Stacheldraht-Tattoo



Wie kann man sich einen Stacheldraht auf den Oberarm tätowieren lassen?, fragte sich Mathilde selber, als sie wieder zu Hause war. Aber der Tätowieret war nett gewesen, völlig übersät mit Bildern und hatte ihr sein schönstes Stück gezeigt: Einen Stacheldraht, der um seinen Bauch gewickelt war, und es schien, als sei eine ganze Rolle dabei draufgegangen. Er hatte ihr, nachdem sie den Draht einmal abgefühlt hatte, einen Sonderangebot gemacht. Hundert Euro die Rolle. Und diese Rolle wollte er ihr gern über den ganzen Körper verteilen. Ein Angebot, so günstig, dass man eigentlich nicht ablehnen konnte. Aber dass er da mit seinem Tintenstift auf ihrem ganzen Körper herumkritzeln sollte, war Mathilde dann doch zuviel. Ich nehme erst mal zwanzig Zentimeter, hatte sie gesagt.

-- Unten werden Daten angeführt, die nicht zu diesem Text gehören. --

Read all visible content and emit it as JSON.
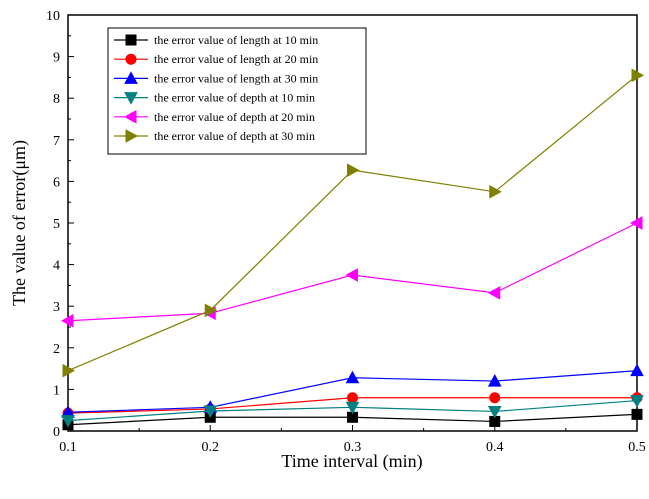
{
  "chart_data": {
    "type": "line",
    "xlabel": "Time interval (min)",
    "ylabel": "The value of error(μm)",
    "xlim": [
      0.1,
      0.5
    ],
    "ylim": [
      0,
      10
    ],
    "x_ticks": [
      0.1,
      0.2,
      0.3,
      0.4,
      0.5
    ],
    "y_ticks": [
      0,
      1,
      2,
      3,
      4,
      5,
      6,
      7,
      8,
      9,
      10
    ],
    "x_tick_labels": [
      "0.1",
      "0.2",
      "0.3",
      "0.4",
      "0.5"
    ],
    "y_tick_labels": [
      "0",
      "1",
      "2",
      "3",
      "4",
      "5",
      "6",
      "7",
      "8",
      "9",
      "10"
    ],
    "grid": false,
    "legend_position": "top-left",
    "x": [
      0.1,
      0.2,
      0.3,
      0.4,
      0.5
    ],
    "series": [
      {
        "name": "the error value of length at 10 min",
        "color": "#000000",
        "marker": "square",
        "values": [
          0.15,
          0.33,
          0.33,
          0.23,
          0.4
        ]
      },
      {
        "name": "the error value of length at 20 min",
        "color": "#ff0000",
        "marker": "circle",
        "values": [
          0.43,
          0.53,
          0.8,
          0.8,
          0.8
        ]
      },
      {
        "name": "the error value of length at 30 min",
        "color": "#0000ff",
        "marker": "triangle-up",
        "values": [
          0.45,
          0.57,
          1.28,
          1.2,
          1.45
        ]
      },
      {
        "name": "the error value of depth at 10 min",
        "color": "#008080",
        "marker": "triangle-down",
        "values": [
          0.25,
          0.48,
          0.57,
          0.47,
          0.73
        ]
      },
      {
        "name": "the error value of depth at 20 min",
        "color": "#ff00ff",
        "marker": "triangle-left",
        "values": [
          2.65,
          2.83,
          3.75,
          3.32,
          5.0
        ]
      },
      {
        "name": "the error value of depth at 30 min",
        "color": "#808000",
        "marker": "triangle-right",
        "values": [
          1.45,
          2.9,
          6.27,
          5.75,
          8.55
        ]
      }
    ]
  }
}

Der Tätowierer hatte geschluckt. Darf ich mir die Stelle aussuchen?, war seine Frage.
Ja, sagte Mathilde, und wusste, dass sie aus dieser Nummer nicht mehr herauskam.

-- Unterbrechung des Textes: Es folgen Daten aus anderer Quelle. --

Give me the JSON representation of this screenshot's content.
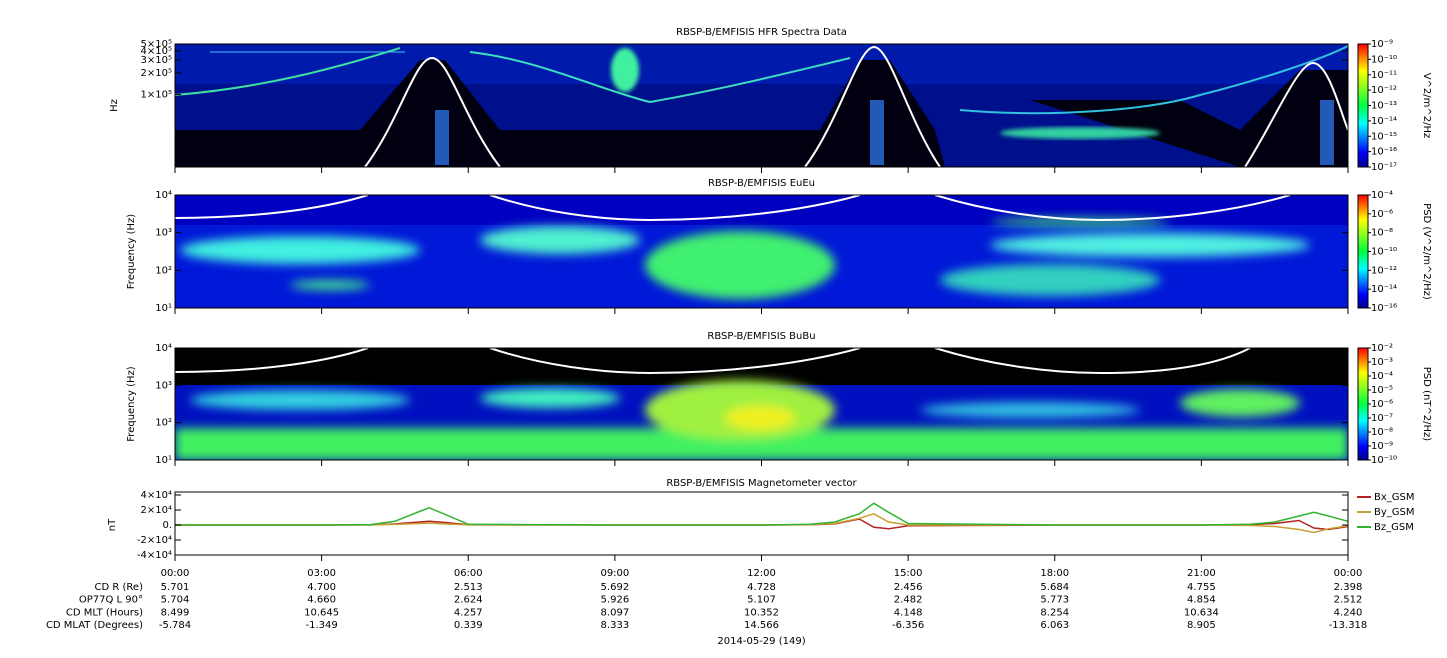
{
  "chart_data": [
    {
      "type": "spectrogram",
      "title": "RBSP-B/EMFISIS  HFR Spectra Data",
      "y_label": "Hz",
      "log_y": true,
      "ylim": [
        10000,
        500000
      ],
      "yticks": [
        {
          "value": 100000,
          "label": "1×10⁵"
        },
        {
          "value": 200000,
          "label": "2×10⁵"
        },
        {
          "value": 300000,
          "label": "3×10⁵"
        },
        {
          "value": 400000,
          "label": "4×10⁵"
        },
        {
          "value": 500000,
          "label": "5×10⁵"
        }
      ],
      "colorbar_label": "V^2/m^2/Hz",
      "clim": [
        1e-17,
        1e-09
      ],
      "cticks": [
        {
          "value": 1e-09,
          "label": "10⁻⁹"
        },
        {
          "value": 1e-10,
          "label": "10⁻¹⁰"
        },
        {
          "value": 1e-11,
          "label": "10⁻¹¹"
        },
        {
          "value": 1e-12,
          "label": "10⁻¹²"
        },
        {
          "value": 1e-13,
          "label": "10⁻¹³"
        },
        {
          "value": 1e-14,
          "label": "10⁻¹⁴"
        },
        {
          "value": 1e-15,
          "label": "10⁻¹⁵"
        },
        {
          "value": 1e-16,
          "label": "10⁻¹⁶"
        },
        {
          "value": 1e-17,
          "label": "10⁻¹⁷"
        }
      ]
    },
    {
      "type": "spectrogram",
      "title": "RBSP-B/EMFISIS  EuEu",
      "y_label": "Frequency (Hz)",
      "log_y": true,
      "ylim": [
        10,
        10000
      ],
      "yticks": [
        {
          "value": 10,
          "label": "10¹"
        },
        {
          "value": 100,
          "label": "10²"
        },
        {
          "value": 1000,
          "label": "10³"
        },
        {
          "value": 10000,
          "label": "10⁴"
        }
      ],
      "colorbar_label": "PSD (V^2/m^2/Hz)",
      "clim": [
        1e-16,
        0.0001
      ],
      "cticks": [
        {
          "value": 0.0001,
          "label": "10⁻⁴"
        },
        {
          "value": 1e-06,
          "label": "10⁻⁶"
        },
        {
          "value": 1e-08,
          "label": "10⁻⁸"
        },
        {
          "value": 1e-10,
          "label": "10⁻¹⁰"
        },
        {
          "value": 1e-12,
          "label": "10⁻¹²"
        },
        {
          "value": 1e-14,
          "label": "10⁻¹⁴"
        },
        {
          "value": 1e-16,
          "label": "10⁻¹⁶"
        }
      ]
    },
    {
      "type": "spectrogram",
      "title": "RBSP-B/EMFISIS  BuBu",
      "y_label": "Frequency (Hz)",
      "log_y": true,
      "ylim": [
        10,
        10000
      ],
      "yticks": [
        {
          "value": 10,
          "label": "10¹"
        },
        {
          "value": 100,
          "label": "10²"
        },
        {
          "value": 1000,
          "label": "10³"
        },
        {
          "value": 10000,
          "label": "10⁴"
        }
      ],
      "colorbar_label": "PSD (nT^2/Hz)",
      "clim": [
        1e-10,
        0.01
      ],
      "cticks": [
        {
          "value": 0.01,
          "label": "10⁻²"
        },
        {
          "value": 0.001,
          "label": "10⁻³"
        },
        {
          "value": 0.0001,
          "label": "10⁻⁴"
        },
        {
          "value": 1e-05,
          "label": "10⁻⁵"
        },
        {
          "value": 1e-06,
          "label": "10⁻⁶"
        },
        {
          "value": 1e-07,
          "label": "10⁻⁷"
        },
        {
          "value": 1e-08,
          "label": "10⁻⁸"
        },
        {
          "value": 1e-09,
          "label": "10⁻⁹"
        },
        {
          "value": 1e-10,
          "label": "10⁻¹⁰"
        }
      ]
    },
    {
      "type": "line",
      "title": "RBSP-B/EMFISIS  Magnetometer vector",
      "y_label": "nT",
      "ylim": [
        -40000,
        40000
      ],
      "yticks": [
        {
          "value": 40000,
          "label": "4×10⁴"
        },
        {
          "value": 20000,
          "label": "2×10⁴"
        },
        {
          "value": 0,
          "label": "0."
        },
        {
          "value": -20000,
          "label": "-2×10⁴"
        },
        {
          "value": -40000,
          "label": "-4×10⁴"
        }
      ],
      "x": [
        0,
        3,
        4,
        4.5,
        5,
        5.2,
        5.5,
        6,
        9,
        12,
        13,
        13.5,
        14,
        14.3,
        14.6,
        15,
        18,
        21,
        22,
        22.5,
        23,
        23.3,
        23.6,
        24
      ],
      "xlim": [
        0,
        24
      ],
      "xticks": [
        {
          "value": 0,
          "label": "00:00"
        },
        {
          "value": 3,
          "label": "03:00"
        },
        {
          "value": 6,
          "label": "06:00"
        },
        {
          "value": 9,
          "label": "09:00"
        },
        {
          "value": 12,
          "label": "12:00"
        },
        {
          "value": 15,
          "label": "15:00"
        },
        {
          "value": 18,
          "label": "18:00"
        },
        {
          "value": 21,
          "label": "21:00"
        },
        {
          "value": 24,
          "label": "00:00"
        }
      ],
      "x_label": "2014-05-29 (149)",
      "series": [
        {
          "name": "Bx_GSM",
          "color": "#b22222",
          "values": [
            0,
            0,
            200,
            1500,
            4000,
            5000,
            3500,
            300,
            0,
            0,
            300,
            1500,
            8000,
            -3000,
            -5000,
            -1000,
            0,
            0,
            500,
            2000,
            6000,
            -4000,
            -6000,
            -2000
          ]
        },
        {
          "name": "By_GSM",
          "color": "#c8a032",
          "values": [
            0,
            0,
            100,
            800,
            2000,
            2500,
            1500,
            200,
            0,
            0,
            500,
            2000,
            9000,
            15000,
            4000,
            0,
            0,
            0,
            -500,
            -2000,
            -6000,
            -10000,
            -5000,
            -1000
          ]
        },
        {
          "name": "Bz_GSM",
          "color": "#32b432",
          "values": [
            0,
            0,
            500,
            5000,
            18000,
            23000,
            15000,
            1000,
            0,
            0,
            1000,
            4000,
            15000,
            29000,
            17000,
            2000,
            0,
            0,
            1000,
            4000,
            12000,
            17000,
            12000,
            5000
          ]
        }
      ],
      "ephemeris": [
        {
          "label": "CD R (Re)",
          "values": [
            "5.701",
            "4.700",
            "2.513",
            "5.692",
            "4.728",
            "2.456",
            "5.684",
            "4.755",
            "2.398"
          ]
        },
        {
          "label": "OP77Q L 90°",
          "values": [
            "5.704",
            "4.660",
            "2.624",
            "5.926",
            "5.107",
            "2.482",
            "5.773",
            "4.854",
            "2.512"
          ]
        },
        {
          "label": "CD MLT (Hours)",
          "values": [
            "8.499",
            "10.645",
            "4.257",
            "8.097",
            "10.352",
            "4.148",
            "8.254",
            "10.634",
            "4.240"
          ]
        },
        {
          "label": "CD MLAT (Degrees)",
          "values": [
            "-5.784",
            "-1.349",
            "0.339",
            "8.333",
            "14.566",
            "-6.356",
            "6.063",
            "8.905",
            "-13.318"
          ]
        }
      ]
    }
  ]
}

Dann den Oberarm, sagte der Bilderstichler, und Mathilde wunderte sich.
Das ist die schönste Stelle, ergänzte er.
Wenn du meinst. Mathilde war erleichtert, aber irgendwie auch geknickt. Die schönste Stelle. Was was das denn für einer? 
Mathilde betrachtete das Tattoo im Spiegel. Irgendwie erinnerte sie der Arm an Mauerfall. Und das war 23 Jahre her. Stacheldraht machte alt.